Ed. Note: Baghdad Dispatch is written by two female Marines with local connections; Marine Capt. Mary Noyes, an attorney (right); and Marine Maj. Meredith Brown, an Iraqi Women’s Engagement officer (left). Their respective columns will appear in alternate months. Noyes moved to New Orleans in 2006; Brown is a native of Marrero.

As we approached Christmas in Ramadi, my thoughts turned to the holiday and culinary traditions that I was missing. My husband and young son are home baking cookies, butter tarts and mincemeat tarts. They have put up the Christmas tree and hung the wreath on the door and the stockings by the fireplace. Gifts have been purchased, wrapped and placed under the tree.
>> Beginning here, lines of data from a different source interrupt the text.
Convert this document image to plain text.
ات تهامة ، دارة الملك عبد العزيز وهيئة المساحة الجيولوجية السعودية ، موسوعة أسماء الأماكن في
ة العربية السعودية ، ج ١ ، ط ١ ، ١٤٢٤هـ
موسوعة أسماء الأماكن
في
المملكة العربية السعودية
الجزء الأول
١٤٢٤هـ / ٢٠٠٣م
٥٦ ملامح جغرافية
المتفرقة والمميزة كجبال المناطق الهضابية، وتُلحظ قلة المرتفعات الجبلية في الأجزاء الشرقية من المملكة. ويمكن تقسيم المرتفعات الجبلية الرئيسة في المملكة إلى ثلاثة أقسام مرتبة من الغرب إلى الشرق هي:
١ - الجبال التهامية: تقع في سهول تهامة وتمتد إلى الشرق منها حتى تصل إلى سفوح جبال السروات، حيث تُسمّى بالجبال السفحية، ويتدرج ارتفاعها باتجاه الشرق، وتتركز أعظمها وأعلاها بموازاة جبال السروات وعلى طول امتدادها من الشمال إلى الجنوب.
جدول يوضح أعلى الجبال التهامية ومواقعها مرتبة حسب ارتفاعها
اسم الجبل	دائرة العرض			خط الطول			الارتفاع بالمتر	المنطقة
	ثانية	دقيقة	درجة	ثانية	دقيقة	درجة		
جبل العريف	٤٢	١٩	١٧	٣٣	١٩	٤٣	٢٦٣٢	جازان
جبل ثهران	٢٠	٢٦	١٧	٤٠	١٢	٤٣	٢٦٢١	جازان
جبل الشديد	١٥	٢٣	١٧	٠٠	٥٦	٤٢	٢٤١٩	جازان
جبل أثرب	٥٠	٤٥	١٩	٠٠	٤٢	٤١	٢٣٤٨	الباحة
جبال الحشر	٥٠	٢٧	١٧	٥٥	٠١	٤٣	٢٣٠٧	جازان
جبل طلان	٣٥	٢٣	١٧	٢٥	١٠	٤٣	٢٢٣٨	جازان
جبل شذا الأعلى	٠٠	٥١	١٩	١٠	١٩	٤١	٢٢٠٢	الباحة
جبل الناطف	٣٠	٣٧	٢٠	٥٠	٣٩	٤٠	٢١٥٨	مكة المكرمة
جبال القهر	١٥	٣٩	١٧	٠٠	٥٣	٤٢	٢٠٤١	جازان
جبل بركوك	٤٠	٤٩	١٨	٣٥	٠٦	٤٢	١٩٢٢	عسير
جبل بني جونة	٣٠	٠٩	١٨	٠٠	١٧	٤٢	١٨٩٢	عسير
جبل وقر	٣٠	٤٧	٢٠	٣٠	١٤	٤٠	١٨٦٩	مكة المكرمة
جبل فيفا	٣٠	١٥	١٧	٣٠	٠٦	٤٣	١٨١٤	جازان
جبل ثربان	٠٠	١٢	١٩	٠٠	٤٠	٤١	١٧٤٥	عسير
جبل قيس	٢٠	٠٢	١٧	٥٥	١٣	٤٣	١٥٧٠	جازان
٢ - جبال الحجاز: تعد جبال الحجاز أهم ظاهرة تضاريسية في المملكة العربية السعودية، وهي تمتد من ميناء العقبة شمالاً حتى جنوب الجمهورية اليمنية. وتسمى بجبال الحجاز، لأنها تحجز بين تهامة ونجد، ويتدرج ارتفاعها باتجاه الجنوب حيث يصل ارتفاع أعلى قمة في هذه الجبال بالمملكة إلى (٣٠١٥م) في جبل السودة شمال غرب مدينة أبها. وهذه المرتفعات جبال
My son has written his first letter to Santa Claus and placed it in the mailbox for the mail lady to pick up and carry to Santa. Don’t you love the imagination of a 4-year-old?

In Camp Ramadi, Al-Anbar we’re hoping that our own Christmas feast will come together without a rogue Iraqi trying to lob a mortar round into the camp. Every now and then this happens, especially on days of significance. None of us worry about it too much because his aim is terrible and he doesn’t have the proper weapons systems to effectively launch a mortar. The real concern we have about Christmas dinner is that we might run out of food. You see, we’re not going to eat Christmas dinner at the messhall this year. We did that at Thanksgiving and found it lacking, bless their hearts. We are going to make our own Christmas dinner. A bit of a challenge when you consider the fact that we don’t have a local grocery store to purchase the ingredients or a kitchen in which to cook.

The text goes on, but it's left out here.